La députée écologiste Cécile Duflot a expliqué, lors du vote en commission, que le protocole souffre d’un « flou dans la rédaction » et d’une « immense ambiguïté ». « C’est vrai que c’est un texte qui souffre d’imprécisions mais il ne remet pas en cause notre droit interne ni nos engagements internationaux », a au contraire justifié Elisabeth Guigou. Si elle ne s’attend pas à des débats trop houleux à l’Assemblée, elle a rencontré ces dernières semaines toutes les associations pour tenter de répondre à leurs inquiétudes. De son côté, l’ancien ministre Pierre Lellouche (Les Républicains) a tenu à rappeler la responsabilité de la France dans la récente crise diplomatique avec le Maroc : « Ce que je retiens, c’est l’extraordinaire maladresse qui est à l’origine de cette affaire. »
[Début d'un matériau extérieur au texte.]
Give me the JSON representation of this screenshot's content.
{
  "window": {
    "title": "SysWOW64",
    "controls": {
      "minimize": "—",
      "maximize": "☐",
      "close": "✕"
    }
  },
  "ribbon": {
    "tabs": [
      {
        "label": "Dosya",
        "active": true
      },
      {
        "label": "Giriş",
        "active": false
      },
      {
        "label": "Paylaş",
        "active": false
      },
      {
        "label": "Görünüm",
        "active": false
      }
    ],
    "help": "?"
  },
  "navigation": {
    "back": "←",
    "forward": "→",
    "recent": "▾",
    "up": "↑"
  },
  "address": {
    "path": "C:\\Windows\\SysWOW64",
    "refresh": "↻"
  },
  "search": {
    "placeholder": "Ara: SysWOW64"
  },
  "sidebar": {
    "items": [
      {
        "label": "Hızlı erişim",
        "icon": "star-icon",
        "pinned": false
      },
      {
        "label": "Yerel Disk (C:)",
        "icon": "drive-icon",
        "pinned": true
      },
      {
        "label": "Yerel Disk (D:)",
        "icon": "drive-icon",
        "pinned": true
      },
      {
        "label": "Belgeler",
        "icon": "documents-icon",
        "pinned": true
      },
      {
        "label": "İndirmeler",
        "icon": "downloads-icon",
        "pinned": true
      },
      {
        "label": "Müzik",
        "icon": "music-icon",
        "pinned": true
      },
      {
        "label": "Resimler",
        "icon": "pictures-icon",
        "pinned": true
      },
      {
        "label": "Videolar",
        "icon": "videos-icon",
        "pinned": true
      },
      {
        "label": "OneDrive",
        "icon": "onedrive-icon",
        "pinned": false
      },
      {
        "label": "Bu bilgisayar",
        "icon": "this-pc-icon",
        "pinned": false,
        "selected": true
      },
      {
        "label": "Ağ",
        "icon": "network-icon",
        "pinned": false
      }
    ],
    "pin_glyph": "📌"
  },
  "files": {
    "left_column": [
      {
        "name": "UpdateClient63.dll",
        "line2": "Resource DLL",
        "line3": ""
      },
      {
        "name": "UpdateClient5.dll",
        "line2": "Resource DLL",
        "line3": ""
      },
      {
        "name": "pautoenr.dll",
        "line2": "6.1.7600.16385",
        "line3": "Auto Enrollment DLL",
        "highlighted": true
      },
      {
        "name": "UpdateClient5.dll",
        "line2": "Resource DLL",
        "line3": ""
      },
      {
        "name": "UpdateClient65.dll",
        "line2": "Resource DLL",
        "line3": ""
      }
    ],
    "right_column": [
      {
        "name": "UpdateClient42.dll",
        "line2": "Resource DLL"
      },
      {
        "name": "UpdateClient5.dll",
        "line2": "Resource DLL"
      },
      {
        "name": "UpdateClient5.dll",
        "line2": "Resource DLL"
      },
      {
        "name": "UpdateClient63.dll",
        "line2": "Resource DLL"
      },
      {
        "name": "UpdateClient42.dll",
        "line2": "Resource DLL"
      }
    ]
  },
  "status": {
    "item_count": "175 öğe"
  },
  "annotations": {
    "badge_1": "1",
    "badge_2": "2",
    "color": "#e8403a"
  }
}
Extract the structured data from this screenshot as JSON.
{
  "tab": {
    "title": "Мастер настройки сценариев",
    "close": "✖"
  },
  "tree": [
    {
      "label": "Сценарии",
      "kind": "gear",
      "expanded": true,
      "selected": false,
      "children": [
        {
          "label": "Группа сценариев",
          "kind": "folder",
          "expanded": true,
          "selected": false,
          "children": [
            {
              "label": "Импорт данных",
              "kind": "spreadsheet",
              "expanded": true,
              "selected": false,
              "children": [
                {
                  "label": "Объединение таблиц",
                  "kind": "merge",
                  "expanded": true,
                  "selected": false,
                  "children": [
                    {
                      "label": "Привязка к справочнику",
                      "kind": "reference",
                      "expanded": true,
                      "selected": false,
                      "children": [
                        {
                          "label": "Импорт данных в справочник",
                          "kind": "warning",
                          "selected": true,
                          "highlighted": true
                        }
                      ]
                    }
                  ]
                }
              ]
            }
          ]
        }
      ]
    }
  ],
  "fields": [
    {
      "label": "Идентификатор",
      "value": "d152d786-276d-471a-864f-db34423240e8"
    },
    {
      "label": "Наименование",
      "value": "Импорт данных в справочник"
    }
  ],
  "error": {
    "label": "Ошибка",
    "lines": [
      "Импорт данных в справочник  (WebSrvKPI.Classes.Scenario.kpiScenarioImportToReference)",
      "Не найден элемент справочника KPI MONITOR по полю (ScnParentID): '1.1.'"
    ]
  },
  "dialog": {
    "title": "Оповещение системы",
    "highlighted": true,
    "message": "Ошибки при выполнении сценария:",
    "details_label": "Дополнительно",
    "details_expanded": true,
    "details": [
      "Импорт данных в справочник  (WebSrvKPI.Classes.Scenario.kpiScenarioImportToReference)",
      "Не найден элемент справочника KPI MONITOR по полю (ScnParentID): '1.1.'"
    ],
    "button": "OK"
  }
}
L’ACAT, Amnesty International France, la FIDH, Human Rights Watch et la LDH regrettent le vote de cet accord, qui favorise, selon elles, l’impunité pour les responsables marocains suspectés de graves violations des droits humains. Elles se disent « très préoccupées que les députés aient adopté un accord qui comporte des dispositions contraires à la Constitution française et à certains engagements internationaux de la France. En enjoignant au juge français de se dessaisir au profit du juge marocain, ce texte risque d’entraîner un déni de justice pour les victimes de torture au Maroc qui ont saisi les juridictions françaises en dernier recours. » Le collectif appelle le Sénat à rejeter le protocole lors de son examen, le 8 juillet.